Davos, January 23, 2020 — Just 35% of workers across 28 countries anticipate that their job will be automated in the next 10 years, according to a new Ipsos' survey on behalf of the World Economic Forum. In contrast, more than half of employed adults (54%) say it is unlikely to happen. The other 11% are not sure.
Globally, 69% of workers surveyed are confident they have the skills needed so their job continues to exist in the future: 29% are very confident and 40% are somewhat confident. Only one quarter (24%) are not confident while 7% are unsure.
Paradoxically, business owners (47%), decision-makers (45%) and workers with a higher level of education (36%) are more likely to expect their job to be automated than are those who are not business owners (30%), not decision-makers (29%), or do not have a higher education (32%). Nevertheless, business owners (77%), decision-makers (78%) and those with a higher level of education (76%) are even more likely to be confident that they have the skills needed for their job to survive automation than are workers who are not business owners (67%), not decision-makers (66%), and do not have a higher level of education (66%).
With few exceptions, employed adults in emerging markets are far more likely to expect their job to be automated than are those from advanced economies.
- Countries where workers are most likely to anticipate that their job will be automated in the next decade are: India (71%), Saudi Arabia (56%), China (55%), Brazil (51%), and Mexico (50%).
- In contrast, in five European countries fewer than one in five workers surveyed say it is likely: Germany (14%), Hungary (14%), The Netherlands (16%), Great Britain (17%). and France (19%).

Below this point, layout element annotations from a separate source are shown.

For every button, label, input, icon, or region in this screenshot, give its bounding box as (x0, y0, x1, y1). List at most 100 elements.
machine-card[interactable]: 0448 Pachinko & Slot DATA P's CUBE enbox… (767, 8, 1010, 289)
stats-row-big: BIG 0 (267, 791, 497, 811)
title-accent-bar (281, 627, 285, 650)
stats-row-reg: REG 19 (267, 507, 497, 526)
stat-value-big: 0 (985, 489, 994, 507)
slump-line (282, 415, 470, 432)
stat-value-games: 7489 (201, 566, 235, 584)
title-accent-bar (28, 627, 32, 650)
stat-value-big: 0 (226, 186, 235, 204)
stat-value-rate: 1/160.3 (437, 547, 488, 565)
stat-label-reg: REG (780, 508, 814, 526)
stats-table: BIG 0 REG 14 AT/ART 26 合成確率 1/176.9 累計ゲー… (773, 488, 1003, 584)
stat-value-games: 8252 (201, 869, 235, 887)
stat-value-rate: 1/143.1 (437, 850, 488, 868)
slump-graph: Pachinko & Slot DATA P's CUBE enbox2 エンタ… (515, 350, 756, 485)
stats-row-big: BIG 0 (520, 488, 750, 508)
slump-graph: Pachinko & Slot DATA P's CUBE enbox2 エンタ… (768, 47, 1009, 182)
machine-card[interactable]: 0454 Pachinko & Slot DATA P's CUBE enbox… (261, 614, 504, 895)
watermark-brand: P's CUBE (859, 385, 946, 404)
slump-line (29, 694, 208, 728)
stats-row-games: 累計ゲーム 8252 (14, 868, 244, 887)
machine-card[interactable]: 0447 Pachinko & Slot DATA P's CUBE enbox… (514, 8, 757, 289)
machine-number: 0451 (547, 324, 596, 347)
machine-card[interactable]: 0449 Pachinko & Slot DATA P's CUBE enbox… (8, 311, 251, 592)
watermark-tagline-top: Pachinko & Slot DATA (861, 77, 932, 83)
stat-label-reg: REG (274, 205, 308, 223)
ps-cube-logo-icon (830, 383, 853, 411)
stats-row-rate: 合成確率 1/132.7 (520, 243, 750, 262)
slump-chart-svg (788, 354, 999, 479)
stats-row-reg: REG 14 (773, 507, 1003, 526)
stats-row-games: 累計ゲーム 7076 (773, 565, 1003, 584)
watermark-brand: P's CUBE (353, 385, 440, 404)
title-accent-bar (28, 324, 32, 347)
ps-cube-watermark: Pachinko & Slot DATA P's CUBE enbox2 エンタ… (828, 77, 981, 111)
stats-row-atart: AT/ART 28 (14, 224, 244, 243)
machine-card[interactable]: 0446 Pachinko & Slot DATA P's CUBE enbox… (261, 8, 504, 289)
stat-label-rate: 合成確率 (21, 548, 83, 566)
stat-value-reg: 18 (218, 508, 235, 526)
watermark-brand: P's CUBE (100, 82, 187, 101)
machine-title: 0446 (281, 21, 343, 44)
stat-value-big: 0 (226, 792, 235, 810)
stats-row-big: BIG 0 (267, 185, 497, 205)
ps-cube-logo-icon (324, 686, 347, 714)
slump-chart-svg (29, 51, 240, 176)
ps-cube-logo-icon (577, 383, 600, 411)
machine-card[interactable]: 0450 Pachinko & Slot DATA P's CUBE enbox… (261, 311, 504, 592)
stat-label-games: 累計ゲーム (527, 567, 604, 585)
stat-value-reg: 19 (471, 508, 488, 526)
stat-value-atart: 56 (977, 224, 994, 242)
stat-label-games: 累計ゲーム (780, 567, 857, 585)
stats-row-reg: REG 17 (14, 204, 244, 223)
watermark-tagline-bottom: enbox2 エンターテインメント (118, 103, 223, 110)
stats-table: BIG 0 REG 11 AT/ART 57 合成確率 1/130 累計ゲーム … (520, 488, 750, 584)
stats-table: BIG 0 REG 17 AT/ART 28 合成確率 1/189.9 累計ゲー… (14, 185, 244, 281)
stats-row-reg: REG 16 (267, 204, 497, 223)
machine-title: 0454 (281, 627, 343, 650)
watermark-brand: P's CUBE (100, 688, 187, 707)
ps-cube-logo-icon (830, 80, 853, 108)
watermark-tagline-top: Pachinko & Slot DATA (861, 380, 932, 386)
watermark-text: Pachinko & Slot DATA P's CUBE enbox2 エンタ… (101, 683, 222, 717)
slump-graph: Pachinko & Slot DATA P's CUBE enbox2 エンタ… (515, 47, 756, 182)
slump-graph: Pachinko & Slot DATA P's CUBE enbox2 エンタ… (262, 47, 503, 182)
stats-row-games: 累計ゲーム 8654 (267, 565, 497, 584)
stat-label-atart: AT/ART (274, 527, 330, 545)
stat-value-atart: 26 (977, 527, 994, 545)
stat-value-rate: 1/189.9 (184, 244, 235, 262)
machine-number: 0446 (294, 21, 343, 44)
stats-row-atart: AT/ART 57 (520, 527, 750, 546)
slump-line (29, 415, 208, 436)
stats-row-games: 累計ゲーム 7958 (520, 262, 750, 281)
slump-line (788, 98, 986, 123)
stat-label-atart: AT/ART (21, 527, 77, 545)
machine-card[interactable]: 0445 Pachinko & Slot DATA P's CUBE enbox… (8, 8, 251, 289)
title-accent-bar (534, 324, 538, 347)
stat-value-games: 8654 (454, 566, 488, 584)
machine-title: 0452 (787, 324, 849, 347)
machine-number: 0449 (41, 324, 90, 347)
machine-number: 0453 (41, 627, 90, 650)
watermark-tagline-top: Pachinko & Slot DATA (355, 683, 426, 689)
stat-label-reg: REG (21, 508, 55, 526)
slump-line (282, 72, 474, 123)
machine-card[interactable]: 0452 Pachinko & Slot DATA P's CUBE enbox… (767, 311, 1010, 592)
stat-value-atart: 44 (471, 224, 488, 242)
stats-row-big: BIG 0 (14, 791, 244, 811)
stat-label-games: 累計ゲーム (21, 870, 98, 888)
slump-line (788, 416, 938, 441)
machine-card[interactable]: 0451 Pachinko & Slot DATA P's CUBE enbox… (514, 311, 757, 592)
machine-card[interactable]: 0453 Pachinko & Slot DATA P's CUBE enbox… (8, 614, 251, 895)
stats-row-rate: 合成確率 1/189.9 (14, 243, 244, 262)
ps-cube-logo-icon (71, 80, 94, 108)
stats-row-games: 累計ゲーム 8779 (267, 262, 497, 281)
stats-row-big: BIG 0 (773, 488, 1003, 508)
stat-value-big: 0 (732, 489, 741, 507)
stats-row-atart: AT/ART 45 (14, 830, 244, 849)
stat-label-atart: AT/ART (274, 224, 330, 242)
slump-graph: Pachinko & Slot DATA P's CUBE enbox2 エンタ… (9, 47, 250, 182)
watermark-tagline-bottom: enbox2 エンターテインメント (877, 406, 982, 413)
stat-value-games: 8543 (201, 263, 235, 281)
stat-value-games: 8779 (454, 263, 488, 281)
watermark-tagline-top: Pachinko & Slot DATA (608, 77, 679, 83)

Confidence in having the skills needed so one’s job continues to exist in the future tends to be higher than average in emerging markets generally, as well as in North America and Northern Europe while it tends to be lower in Northeast Asia, Eastern Europe, and Southern Europe.
- It is highest in: India (84%), The Netherlands (83%), The United States (82%), Turkey (81%), Mexico (81%) and South Africa (80%).
- It is significantly lower in: Japan (23%), South Korea (33%), Russia (51%) and Poland (51%).